Preparativos de viagem prossegue com a coleção das obras reunidas de Mario Quintana, que a Globo vem relançando desde 2005. A coleção conta com plano de edição e organização de Tânia Franco Carvalhal, também responsável pela cronologia e pela bibliografia. A fixação do texto é de Lúcia Rebello e Suzana Kanter, e o belo prefácio deste volume, de Edson Rosa da Silva.
Um dos charmes particulares deste volume, além de ser uma coletânea organizada pelo autor, é ser uma edição dupla: cada poema aparece também em fac-símile do manuscrito. Tratando-se do tema que se trata, isto adquire um significado especial. Pois a “viagem” de Quintana é, na maior parte dos poemas do livro, metafórica: é a grande viagem, a viagem que se dá através do tempo (quando não é, é a pequena viagem pelas ruas da cidade). Os “preparativos” para ela são, portanto, a própria vida.

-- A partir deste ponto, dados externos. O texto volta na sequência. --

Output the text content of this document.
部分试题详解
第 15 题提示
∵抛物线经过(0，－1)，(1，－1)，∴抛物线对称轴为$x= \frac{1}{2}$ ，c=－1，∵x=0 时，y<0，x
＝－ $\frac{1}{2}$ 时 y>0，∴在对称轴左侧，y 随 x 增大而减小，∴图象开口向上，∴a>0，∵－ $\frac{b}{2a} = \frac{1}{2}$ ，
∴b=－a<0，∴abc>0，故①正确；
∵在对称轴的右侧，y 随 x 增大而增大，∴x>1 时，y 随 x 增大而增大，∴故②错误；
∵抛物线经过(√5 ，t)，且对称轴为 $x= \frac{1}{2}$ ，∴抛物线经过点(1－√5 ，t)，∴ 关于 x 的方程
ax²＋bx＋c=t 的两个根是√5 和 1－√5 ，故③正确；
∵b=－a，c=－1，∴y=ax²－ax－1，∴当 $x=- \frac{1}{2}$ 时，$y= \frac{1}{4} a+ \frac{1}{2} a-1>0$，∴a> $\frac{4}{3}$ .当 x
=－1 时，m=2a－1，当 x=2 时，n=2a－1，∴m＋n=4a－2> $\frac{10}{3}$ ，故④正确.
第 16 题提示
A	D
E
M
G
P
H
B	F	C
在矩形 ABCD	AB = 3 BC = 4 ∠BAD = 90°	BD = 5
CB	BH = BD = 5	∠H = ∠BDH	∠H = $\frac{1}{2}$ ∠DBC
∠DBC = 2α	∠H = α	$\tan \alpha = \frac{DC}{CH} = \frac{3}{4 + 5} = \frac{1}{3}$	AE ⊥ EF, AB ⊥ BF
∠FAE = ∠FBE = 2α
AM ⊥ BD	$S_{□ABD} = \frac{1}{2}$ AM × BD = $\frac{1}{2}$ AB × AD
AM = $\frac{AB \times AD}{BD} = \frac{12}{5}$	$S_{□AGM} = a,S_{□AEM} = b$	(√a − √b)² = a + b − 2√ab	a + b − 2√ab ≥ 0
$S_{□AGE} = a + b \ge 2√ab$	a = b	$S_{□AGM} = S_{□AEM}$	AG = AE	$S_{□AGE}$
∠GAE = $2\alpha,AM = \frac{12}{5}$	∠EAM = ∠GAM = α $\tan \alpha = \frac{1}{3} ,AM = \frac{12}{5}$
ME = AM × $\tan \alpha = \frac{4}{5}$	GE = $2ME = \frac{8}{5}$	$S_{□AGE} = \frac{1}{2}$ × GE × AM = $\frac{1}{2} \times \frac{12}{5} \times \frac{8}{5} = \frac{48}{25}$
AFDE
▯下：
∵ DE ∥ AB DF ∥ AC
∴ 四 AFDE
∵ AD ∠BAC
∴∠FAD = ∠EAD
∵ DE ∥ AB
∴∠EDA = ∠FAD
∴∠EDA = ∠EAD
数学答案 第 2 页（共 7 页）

Essa grande viagem temporal é então tratada, como seria de acontecer em Quintana, em diferentes tons, modos e formas, do poema curtíssimo ao mais extenso, da forma rimada ao verso livre, do tom irônico ao meditativo, da abordagem visual à emocional. E mesmo sutilmente erótica, como, por exemplo, no tão belo quanto pequeno “A adolescente”: “Arvorezinha crescendo... / crescendo... / crescendo... / Até brotarem dois pomos!”.
Mario Quintana é filho do modernismo de 22. Daí seu coloquialismo, sua variedade formal, sua ironia, sua urbanidade. Mas ele é um filho rebelde ao menos num aspecto: ao eliminar o ceticismo que marca o movimento. Quintana é um poeta que crê na poesia, que tem na palavra poética uma amiga e uma aliada. Essa aliança, ele a transmite ao seu público. Não há asperezas em Quintana. Sua suavidade, no entanto, é temperada por certa esperteza, por certa lucidez, que logra unir o suave ao profundo sem ceder ao mau-humor. Seus muitos leitores, encantados, agradecem, e o acompanham na viagem.